Motocykl Yamaha H20 XT napędzany wodą? To byłoby coś!

Biuro rozwoju Yamahy zaproponowało młodym projektantom i wizjonerom związanym z transportem rozwinięcie idei jaka przyświecała konstruktorom tworzącym w latach 80-ych XX wieku model XT 500. Efekt jest więcej niż ciekawy.

Jednym z efektów jest arcyciekawy projekt uniwersalnego motocykla, który do przeniesienia napędu używa… wody.

Silnik napędzany wodą był świętym Graalem przemysłu motoryzacyjnego od czasów wozu parowego – pomysł, który został w dużej mierze zapomniany wraz z pojawieniem się pojazdów elektrycznych i spalinowych.

Projektant Maxime Lefebvre został zatrudniony przez Yamahę do zaprojektowania motocykla napędzanego wodą, który miałby kontynuować założenia stawiane inżynierom konstruującym motocykl Yamaha XT 500. Silnik wykorzystuje pompę wodną „zamkniętej pętli” do ciągłego obiegu wody, by przekazywać napęd na tylne koło. Nie wiadomo jednak co zasila pompę. W tym wypadku najlepszym rozwiązaniem byłby zapewne nowoczesny lekki niewielki i gęsto upakowany energią akumulator.

Projekt Lefebvre czerpie inspirację z motocykla Yamaha XT z 1975 roku, który wygrał Rajd Dakar.
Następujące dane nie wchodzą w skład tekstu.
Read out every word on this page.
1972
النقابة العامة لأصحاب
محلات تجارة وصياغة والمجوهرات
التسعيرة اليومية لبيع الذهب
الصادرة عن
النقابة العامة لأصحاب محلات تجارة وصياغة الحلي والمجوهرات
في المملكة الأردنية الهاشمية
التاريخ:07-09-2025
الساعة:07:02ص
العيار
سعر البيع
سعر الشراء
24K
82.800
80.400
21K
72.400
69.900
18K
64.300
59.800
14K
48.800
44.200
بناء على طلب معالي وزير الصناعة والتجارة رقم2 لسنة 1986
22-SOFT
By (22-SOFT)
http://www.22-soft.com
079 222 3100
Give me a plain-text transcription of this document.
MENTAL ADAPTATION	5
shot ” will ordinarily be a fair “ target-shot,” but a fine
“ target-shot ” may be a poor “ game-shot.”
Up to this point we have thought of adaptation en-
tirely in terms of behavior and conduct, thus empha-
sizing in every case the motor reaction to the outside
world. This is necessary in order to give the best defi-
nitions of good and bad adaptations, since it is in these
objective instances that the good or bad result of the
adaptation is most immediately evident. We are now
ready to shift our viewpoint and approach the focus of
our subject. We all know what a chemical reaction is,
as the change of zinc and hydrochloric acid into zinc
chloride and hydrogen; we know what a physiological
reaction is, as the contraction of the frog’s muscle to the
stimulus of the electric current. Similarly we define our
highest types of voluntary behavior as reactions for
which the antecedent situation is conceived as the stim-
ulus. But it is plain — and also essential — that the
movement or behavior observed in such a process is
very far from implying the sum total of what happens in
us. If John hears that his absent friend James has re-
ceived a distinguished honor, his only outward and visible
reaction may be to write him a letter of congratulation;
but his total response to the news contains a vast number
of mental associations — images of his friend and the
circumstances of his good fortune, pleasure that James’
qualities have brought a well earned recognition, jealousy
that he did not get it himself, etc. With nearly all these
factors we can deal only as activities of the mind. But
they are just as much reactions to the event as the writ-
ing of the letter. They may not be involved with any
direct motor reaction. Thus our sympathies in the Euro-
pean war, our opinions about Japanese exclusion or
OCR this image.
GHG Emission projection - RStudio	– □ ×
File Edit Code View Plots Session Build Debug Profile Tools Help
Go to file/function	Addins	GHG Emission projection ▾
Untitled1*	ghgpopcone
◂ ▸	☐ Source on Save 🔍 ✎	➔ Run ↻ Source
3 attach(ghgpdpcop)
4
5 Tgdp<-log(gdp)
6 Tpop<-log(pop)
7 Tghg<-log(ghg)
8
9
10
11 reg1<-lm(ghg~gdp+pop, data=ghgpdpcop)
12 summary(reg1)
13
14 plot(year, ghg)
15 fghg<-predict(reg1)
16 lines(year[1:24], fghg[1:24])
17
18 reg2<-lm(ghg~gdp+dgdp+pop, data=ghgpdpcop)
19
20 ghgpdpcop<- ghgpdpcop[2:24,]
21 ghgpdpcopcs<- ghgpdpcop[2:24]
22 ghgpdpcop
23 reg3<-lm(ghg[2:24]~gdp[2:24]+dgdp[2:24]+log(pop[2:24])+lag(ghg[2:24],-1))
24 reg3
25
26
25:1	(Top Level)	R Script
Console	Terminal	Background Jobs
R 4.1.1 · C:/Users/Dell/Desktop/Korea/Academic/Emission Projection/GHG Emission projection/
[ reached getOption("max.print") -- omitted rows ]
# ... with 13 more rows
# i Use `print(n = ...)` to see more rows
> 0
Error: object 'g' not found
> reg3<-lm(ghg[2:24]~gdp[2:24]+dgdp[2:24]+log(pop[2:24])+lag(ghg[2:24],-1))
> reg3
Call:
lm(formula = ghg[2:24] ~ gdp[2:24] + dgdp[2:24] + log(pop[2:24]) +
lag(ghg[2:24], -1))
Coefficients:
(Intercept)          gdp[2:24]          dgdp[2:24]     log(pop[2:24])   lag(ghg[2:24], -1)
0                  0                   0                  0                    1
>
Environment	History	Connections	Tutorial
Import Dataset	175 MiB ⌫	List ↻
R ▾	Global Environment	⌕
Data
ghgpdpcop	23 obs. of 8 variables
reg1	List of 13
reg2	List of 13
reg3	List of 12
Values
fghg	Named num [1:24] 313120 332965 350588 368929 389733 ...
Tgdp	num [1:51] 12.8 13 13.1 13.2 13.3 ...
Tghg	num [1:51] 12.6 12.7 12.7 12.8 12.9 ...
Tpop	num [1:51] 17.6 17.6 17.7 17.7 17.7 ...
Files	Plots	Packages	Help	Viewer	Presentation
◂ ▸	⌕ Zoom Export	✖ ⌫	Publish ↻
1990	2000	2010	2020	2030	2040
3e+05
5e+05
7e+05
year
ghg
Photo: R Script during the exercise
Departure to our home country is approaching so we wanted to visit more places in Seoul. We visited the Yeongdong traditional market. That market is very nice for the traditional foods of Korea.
Był tez jednym z najbardziej uniwersalnych motocykli wszechczasów.

Czy taka sama przyszłość mogłaby czekać na Yamahę H20 XT? Zapewne nie, ale może okazać się ciekawą baza do rozwoju koncepcji z alternatywnymi sposobami przenoszenia napędu w jednośladach.

Piotr Ganczarski

Z wykształcenia inżynier mechaniki i budowy maszyn. Motocykle są jego życiowym przekleństwem i chorą miłością. Buduje, przerabia i remontuje jednoślady. Zarówno te nowsze, jak i starsze. Fan motoryzacji i podróżowania na różne sposoby. Oprócz tego lubi pohasać na rowerze i przeczytać dobrą książkę.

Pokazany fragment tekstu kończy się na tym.